2024-07-10 –, North Hall
Ever felt like you’re navigating a data jungle, battling to survive the unexpected production problems that throw you off track? Well, you’re not alone. Staying on top of your data's health is not just smart – it's crucial. In this talk, I will share some Python tricks (methods and libraries) that you can use to defend from those wild data problems. Because let's face it, being able to effectively monitor your data, spot sneaky anomalies, and get to the bottom of them is the key to unlocking a buried treasure.
First, I'll take you through the ins and outs of observability, highlighting its importance for managing both the inputs and outputs of machine learning models, as well as for overall data quality. We'll explore a range of techniques to detect anomalies, with a focus on multivariate time series data. We'll also cover how we can keep this process as computationally efficient as possible.
But we won't stop at just finding these anomalies: we're on a mission to chase them down to their lair! The second part of the talk will equip you with the detective skills to perform root cause analysis and extract as much insights as possible. These discoveries can be an eye opener and the first step towards new projects and strategies. Next, we will also tackle distinguishing real anomalies from data evolution (or drift) and set up effective monitoring strategies to keep your data clean and insightful.
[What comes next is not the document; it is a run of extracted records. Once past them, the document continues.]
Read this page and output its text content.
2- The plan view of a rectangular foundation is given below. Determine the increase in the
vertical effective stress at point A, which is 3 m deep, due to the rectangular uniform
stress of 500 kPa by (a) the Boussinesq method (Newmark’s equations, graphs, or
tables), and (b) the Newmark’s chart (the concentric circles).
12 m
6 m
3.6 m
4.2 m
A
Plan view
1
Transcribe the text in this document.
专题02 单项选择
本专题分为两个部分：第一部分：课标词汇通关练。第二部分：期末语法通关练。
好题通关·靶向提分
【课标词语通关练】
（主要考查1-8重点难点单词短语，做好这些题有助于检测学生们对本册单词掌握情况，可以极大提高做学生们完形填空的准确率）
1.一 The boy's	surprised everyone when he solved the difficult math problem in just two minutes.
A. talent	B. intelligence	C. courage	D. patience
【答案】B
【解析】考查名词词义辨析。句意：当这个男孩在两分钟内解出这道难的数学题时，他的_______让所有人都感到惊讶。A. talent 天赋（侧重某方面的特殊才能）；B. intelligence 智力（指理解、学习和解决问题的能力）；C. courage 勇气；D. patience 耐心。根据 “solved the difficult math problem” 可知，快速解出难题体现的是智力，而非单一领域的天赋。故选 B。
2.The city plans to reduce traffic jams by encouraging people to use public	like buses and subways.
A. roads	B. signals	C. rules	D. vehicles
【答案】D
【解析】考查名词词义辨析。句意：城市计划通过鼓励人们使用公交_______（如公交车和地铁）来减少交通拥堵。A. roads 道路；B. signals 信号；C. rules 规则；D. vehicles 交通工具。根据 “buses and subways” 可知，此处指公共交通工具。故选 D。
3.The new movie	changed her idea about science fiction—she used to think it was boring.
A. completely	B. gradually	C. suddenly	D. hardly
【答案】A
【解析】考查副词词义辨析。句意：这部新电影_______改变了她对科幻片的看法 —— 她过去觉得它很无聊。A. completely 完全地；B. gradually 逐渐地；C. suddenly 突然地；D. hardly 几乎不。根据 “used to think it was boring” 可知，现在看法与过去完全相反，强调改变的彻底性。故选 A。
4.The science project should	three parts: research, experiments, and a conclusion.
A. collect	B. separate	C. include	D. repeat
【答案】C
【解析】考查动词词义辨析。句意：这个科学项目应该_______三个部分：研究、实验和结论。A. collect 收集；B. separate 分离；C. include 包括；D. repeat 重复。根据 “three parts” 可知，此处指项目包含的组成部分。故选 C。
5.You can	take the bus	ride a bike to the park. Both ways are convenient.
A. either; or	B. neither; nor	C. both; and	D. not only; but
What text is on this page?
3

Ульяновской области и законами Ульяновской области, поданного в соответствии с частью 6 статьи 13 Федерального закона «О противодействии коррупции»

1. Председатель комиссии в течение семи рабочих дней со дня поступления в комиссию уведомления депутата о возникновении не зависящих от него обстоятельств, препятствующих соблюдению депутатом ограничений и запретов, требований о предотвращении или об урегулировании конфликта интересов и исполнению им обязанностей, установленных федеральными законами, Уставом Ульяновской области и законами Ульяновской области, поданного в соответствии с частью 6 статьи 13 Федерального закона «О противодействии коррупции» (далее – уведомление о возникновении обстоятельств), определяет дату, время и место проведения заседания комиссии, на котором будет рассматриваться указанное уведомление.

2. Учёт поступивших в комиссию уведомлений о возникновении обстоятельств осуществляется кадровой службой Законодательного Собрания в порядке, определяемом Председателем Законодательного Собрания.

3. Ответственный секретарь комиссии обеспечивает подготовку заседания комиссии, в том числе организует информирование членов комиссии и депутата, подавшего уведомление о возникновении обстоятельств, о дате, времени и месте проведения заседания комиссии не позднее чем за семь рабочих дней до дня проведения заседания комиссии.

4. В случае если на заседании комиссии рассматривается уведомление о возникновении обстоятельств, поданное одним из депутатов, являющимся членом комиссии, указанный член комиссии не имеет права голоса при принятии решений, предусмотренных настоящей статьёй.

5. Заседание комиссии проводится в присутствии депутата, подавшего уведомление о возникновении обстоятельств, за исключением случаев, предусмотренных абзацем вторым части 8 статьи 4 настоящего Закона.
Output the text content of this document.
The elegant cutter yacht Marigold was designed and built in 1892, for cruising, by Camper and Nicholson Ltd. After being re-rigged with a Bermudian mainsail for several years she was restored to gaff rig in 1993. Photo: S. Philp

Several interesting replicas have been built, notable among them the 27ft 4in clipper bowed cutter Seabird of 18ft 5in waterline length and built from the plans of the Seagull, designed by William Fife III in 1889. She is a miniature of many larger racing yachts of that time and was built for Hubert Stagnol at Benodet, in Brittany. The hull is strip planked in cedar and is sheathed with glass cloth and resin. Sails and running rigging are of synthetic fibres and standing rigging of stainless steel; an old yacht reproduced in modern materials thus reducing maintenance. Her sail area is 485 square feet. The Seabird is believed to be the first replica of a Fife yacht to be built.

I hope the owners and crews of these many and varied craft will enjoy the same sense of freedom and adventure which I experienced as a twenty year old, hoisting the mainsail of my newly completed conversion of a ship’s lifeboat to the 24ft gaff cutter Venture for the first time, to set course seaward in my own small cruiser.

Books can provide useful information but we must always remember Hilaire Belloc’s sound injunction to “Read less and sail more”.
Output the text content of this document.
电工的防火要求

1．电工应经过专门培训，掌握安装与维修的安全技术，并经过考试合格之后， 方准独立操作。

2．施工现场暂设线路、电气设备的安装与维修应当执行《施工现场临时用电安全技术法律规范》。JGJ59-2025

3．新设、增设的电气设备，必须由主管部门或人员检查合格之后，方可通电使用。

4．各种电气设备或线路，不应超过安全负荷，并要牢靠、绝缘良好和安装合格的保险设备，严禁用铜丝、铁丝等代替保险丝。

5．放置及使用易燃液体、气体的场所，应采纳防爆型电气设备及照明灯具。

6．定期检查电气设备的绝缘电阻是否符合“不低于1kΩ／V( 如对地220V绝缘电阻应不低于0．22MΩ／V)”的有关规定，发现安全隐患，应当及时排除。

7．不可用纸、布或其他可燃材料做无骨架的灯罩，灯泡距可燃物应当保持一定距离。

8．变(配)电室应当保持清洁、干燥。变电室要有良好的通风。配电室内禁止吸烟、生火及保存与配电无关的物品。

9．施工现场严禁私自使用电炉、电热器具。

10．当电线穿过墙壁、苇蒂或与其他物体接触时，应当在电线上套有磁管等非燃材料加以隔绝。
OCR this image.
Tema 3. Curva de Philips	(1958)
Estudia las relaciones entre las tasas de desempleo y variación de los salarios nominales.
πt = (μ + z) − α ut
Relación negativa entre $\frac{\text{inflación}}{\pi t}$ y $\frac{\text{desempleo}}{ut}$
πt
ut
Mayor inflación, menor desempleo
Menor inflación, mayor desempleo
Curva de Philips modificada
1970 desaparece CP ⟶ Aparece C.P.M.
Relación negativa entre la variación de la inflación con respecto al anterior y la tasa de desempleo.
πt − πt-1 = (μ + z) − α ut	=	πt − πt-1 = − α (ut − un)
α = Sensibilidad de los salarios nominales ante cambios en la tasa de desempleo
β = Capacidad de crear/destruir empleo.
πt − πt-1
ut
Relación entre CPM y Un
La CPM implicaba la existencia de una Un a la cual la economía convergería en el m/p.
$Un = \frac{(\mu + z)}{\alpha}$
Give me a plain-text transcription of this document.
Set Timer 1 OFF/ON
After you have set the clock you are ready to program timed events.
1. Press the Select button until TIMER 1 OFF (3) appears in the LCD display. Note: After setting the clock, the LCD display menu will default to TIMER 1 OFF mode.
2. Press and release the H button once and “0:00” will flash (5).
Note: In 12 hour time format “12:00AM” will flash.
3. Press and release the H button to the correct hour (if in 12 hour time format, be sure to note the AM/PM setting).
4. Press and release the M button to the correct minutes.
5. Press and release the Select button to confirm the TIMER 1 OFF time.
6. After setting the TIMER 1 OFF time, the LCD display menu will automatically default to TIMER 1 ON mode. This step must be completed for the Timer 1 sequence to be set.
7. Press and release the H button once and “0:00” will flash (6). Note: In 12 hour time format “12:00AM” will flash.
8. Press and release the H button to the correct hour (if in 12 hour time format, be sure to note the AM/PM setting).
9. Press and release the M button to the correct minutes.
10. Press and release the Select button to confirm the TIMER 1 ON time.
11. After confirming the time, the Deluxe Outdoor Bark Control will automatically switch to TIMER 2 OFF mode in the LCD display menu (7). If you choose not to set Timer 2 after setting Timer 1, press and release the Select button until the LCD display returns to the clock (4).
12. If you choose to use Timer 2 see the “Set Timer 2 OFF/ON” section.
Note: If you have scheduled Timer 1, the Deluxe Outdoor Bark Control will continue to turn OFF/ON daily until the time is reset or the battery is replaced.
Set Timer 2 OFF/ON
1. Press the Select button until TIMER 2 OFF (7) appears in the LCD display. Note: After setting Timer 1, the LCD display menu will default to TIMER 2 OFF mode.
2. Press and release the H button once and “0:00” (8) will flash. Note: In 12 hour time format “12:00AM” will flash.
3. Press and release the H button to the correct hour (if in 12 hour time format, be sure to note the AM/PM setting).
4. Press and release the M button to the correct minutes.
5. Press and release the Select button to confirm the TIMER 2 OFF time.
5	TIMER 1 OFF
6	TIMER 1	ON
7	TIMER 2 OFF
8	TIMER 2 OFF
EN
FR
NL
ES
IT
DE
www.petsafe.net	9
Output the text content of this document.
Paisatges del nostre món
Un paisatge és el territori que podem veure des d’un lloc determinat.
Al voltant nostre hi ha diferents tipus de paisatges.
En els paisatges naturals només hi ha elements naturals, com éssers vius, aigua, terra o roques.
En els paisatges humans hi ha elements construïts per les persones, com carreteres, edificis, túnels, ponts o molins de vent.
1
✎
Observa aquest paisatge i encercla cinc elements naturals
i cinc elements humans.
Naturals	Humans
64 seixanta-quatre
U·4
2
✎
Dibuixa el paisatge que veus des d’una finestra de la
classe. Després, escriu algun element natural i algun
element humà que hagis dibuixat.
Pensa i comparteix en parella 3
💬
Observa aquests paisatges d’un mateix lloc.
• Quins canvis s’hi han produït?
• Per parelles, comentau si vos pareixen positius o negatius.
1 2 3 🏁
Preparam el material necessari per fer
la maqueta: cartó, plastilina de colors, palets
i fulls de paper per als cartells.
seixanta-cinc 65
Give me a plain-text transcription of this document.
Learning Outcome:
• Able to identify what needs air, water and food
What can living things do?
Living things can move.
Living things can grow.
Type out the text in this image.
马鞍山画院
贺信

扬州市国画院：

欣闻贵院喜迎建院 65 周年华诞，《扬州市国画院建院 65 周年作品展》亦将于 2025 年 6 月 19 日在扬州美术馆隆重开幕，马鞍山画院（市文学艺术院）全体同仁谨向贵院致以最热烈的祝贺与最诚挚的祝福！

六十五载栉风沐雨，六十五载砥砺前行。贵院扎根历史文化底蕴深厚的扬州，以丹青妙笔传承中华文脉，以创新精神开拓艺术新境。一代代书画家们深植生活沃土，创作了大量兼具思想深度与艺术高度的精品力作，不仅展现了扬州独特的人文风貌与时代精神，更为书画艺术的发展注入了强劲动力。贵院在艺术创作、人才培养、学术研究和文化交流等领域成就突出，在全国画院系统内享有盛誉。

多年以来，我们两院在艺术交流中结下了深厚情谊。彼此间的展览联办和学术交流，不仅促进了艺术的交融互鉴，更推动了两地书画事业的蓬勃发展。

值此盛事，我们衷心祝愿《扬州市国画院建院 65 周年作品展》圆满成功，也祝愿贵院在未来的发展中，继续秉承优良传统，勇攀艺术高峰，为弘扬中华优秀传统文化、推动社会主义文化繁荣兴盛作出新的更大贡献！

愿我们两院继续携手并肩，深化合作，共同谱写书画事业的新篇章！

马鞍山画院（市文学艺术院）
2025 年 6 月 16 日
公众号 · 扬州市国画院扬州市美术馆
If your interests lie in machine learning or you're simply keen on data quality, join me as we set off to unravel the mysteries of data observability. Let's learn how to keep data problems in check and when life gives you anomalies, turn them into business opportunities!
Intermediate
Madalina Ciortan is Head of Data Science at Kiwi.com. Her academic journey includes a degree in engineering, a master's in computer science, a post-master's in bioinformatics and doctorate in data science. With close to two decades of professional experience, she navigated roles in software development, architecture, applied data science, and research. Her expertise spans a wide array of domains, from computer vision and natural language processing to time series analysis, unsupervised analysis, self-supervised learning within the industry.